Although the US military presence in east Asia is expanding, it remains much smaller than at the time of the Korean or Vietnamese wars. A major social movement
Lastly, the account Achcar gives of China’s military expansion and aggression is sketchy compared to the space he gives to Russia’s wars. The problem here is that to understand why the USA is having some success in returning to southeast Asia it’s necessary to understand the increasing antagonisms between China and all of its neighbours, driven primarily by China’s claims to control over areas of the South China Sea hundreds of miles from its shores.
Are we living through a new Cold War ?
The term ‘new Cold War’ is firmly established as a journalistic shorthand for the increased military tensions between the major world powers, but Achcar’s intention here is to propose it as an analytic framework for understanding the dynamics of the process. Here I think he’s less successful.
This is primarily because his definition focuses on military confrontation, and the return of what he calls the ‘permanent war economy’. But the world today has changed out of all recognition since the classic John le Carré-era Cold War, where the world was essentially divided into two opposing blocs whose competition was primarily expressed in military terms. The rise of China, and of other major economies in the global South (Brazil, India, South Korea, etc) means that both the USA and Russia are weaker than they were at the height of their powers, but also that economic, political and military competition between great powers are once again entwined. And as he rightly notes ‘…collaboration between China and Russia is based on convenience, not love’. (p176) There is no ‘eastern bloc’ – and China is clearly the more economically powerful of the two.
Achcar does briefly discuss imperialism in the section on China, but it’s not at the heart of his analysis, which in centring on military competition between the three big powers at times misses out the importance of other actors in the world system – and omits almost entirely resistance from below to the big powers. The lack of a substantial economic dimension means that what drives military competition is never really explained – at best, it’s simply what big states do ; at worst, it’s ‘largely through the bad decisions of a particularly incompetent man [Clinton]’. (p120)
To put it at its simplest, where great power rivalry in the Cold War was primarily driven by military and political competition, the new tensions are driven both by economic and political competition for influence over a transformed Global South – the discontinuities are more significant than the continuities. It seems to me more useful to see the present as a new phase of imperialism, in which the pre-1914 world is as useful a reference point as the Cold War, an argument made in different ways by authors such as Ho-fung Hung, Au Loong Yu and Pierre Rousset.

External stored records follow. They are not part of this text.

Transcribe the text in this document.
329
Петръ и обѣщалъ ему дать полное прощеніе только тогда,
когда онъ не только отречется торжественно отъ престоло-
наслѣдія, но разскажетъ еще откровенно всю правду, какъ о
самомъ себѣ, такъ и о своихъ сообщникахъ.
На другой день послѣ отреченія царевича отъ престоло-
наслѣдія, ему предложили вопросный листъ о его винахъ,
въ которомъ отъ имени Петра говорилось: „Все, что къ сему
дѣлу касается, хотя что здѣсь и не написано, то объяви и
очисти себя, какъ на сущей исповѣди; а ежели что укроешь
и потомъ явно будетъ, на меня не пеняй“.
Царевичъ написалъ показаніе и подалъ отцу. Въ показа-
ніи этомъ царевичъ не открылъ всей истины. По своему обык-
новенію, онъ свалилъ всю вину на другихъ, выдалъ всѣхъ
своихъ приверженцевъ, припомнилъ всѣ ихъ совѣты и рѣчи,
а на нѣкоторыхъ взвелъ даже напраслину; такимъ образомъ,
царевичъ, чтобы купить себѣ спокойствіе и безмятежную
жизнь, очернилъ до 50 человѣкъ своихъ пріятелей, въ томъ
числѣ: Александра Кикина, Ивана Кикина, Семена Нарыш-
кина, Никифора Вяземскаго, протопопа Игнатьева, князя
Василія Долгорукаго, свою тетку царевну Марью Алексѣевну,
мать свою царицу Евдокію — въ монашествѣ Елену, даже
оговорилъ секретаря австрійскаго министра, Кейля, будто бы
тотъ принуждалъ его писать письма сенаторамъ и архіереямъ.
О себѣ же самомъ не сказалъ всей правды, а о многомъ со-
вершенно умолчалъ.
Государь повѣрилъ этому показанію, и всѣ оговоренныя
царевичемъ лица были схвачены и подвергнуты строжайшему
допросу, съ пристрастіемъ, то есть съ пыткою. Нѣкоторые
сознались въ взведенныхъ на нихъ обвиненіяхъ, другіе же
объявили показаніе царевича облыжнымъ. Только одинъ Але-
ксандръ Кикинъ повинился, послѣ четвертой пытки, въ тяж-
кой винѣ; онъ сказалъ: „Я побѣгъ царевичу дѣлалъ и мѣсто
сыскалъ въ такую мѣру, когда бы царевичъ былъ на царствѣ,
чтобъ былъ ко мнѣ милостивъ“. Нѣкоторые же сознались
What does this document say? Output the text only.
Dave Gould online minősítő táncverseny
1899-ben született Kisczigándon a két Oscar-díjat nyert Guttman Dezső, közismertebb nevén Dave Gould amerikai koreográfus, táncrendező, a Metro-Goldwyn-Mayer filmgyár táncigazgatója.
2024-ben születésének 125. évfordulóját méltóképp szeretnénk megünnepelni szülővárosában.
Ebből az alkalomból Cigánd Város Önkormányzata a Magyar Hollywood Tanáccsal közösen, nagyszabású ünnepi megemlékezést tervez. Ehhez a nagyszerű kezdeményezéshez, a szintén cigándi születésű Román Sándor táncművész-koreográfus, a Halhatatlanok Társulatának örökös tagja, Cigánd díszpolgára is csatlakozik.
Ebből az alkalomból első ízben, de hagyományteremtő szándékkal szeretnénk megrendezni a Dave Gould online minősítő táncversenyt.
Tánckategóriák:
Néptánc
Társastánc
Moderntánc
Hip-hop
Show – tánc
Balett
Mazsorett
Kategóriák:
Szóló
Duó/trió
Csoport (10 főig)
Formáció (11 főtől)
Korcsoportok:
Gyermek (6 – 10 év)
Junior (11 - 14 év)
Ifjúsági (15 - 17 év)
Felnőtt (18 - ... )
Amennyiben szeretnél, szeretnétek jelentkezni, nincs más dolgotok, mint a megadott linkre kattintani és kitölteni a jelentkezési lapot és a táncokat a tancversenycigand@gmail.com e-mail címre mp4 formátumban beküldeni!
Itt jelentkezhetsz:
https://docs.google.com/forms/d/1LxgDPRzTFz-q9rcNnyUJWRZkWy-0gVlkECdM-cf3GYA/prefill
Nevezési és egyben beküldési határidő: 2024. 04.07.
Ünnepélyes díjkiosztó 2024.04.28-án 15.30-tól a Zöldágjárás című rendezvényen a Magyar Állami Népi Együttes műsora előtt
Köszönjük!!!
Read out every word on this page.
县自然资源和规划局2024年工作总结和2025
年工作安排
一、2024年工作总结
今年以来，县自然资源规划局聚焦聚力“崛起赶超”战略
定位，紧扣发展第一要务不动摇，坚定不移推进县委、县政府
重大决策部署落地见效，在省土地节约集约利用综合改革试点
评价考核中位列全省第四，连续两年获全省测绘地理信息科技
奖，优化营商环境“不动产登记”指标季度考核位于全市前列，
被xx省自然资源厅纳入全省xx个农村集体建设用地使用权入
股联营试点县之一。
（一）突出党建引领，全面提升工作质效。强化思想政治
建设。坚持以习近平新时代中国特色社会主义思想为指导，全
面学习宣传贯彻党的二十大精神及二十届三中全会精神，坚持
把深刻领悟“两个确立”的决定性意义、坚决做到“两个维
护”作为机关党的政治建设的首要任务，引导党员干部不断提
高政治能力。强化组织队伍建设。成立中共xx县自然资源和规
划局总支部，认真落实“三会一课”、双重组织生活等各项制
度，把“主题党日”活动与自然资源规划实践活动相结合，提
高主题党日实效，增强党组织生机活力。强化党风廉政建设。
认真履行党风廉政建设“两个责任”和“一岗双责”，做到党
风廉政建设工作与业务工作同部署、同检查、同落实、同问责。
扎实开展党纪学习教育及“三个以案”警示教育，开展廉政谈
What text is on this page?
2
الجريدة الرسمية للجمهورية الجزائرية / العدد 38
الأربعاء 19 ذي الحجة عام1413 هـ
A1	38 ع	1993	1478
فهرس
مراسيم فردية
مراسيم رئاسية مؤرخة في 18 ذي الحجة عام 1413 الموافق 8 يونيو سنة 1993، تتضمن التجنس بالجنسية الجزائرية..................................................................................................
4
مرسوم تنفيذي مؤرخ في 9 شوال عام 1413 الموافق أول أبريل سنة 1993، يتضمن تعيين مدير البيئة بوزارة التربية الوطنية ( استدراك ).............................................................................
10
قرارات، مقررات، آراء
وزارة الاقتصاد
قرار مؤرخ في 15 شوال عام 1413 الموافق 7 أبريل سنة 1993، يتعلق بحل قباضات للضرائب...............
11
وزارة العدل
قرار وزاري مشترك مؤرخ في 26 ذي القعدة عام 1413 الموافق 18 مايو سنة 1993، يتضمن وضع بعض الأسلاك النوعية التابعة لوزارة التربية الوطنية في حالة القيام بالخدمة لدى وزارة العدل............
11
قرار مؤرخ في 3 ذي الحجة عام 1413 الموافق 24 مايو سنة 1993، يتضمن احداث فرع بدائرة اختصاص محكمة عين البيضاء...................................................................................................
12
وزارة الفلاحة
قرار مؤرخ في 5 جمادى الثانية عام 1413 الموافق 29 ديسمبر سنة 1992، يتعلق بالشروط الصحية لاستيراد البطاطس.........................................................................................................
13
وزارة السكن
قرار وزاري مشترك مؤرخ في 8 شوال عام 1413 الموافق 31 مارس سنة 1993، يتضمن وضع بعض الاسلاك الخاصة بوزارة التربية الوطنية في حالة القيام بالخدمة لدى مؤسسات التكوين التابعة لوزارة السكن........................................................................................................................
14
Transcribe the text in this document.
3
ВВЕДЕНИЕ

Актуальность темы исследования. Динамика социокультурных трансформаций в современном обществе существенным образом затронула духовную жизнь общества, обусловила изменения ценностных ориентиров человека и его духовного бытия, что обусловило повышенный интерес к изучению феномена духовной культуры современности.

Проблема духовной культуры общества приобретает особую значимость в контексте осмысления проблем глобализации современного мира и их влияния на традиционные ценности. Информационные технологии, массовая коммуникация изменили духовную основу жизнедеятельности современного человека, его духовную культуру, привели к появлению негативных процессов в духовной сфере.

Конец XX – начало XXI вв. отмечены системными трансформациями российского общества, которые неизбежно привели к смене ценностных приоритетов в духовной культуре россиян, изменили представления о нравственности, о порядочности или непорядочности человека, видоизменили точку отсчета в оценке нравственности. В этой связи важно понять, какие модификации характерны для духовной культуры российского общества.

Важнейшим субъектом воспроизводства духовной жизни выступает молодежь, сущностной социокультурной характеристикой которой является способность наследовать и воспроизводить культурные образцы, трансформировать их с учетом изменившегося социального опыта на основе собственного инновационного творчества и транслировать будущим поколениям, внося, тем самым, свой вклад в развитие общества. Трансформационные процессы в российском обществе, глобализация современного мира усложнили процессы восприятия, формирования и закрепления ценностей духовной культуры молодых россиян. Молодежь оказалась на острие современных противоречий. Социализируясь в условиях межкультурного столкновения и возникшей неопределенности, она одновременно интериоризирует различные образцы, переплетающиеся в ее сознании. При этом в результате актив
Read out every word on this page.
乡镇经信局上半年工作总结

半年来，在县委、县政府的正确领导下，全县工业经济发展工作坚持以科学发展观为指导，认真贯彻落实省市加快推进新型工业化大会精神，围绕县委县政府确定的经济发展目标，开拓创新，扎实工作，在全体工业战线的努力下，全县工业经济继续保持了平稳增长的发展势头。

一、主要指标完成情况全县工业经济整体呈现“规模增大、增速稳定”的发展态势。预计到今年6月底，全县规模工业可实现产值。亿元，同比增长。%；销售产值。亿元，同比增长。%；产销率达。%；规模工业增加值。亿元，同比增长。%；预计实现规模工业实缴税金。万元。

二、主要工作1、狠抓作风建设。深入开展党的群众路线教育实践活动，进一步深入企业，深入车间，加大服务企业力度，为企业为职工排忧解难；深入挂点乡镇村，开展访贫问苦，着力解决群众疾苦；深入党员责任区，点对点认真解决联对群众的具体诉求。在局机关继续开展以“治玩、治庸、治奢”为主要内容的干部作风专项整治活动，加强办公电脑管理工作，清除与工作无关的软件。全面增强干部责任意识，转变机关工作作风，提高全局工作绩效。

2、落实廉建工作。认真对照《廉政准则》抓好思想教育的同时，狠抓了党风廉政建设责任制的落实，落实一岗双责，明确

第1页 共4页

This is not to suggest that we are back in the world of 1914, when most of the world was directly or indirectly colonised by the major powers. The new imperialist world order is characterised both by increasing military tensions between the world’s major powers, but also by economic competition as well as multiple inter-connections between those powers and new economic powerhouses in the Global South. The New Cold War provides a detailed account of the military side of these developments, at least between the USA and Russia, but its relative neglect of the economic dimension means that it falls short of providing the rounded analysis that we need to oppose imperialism today.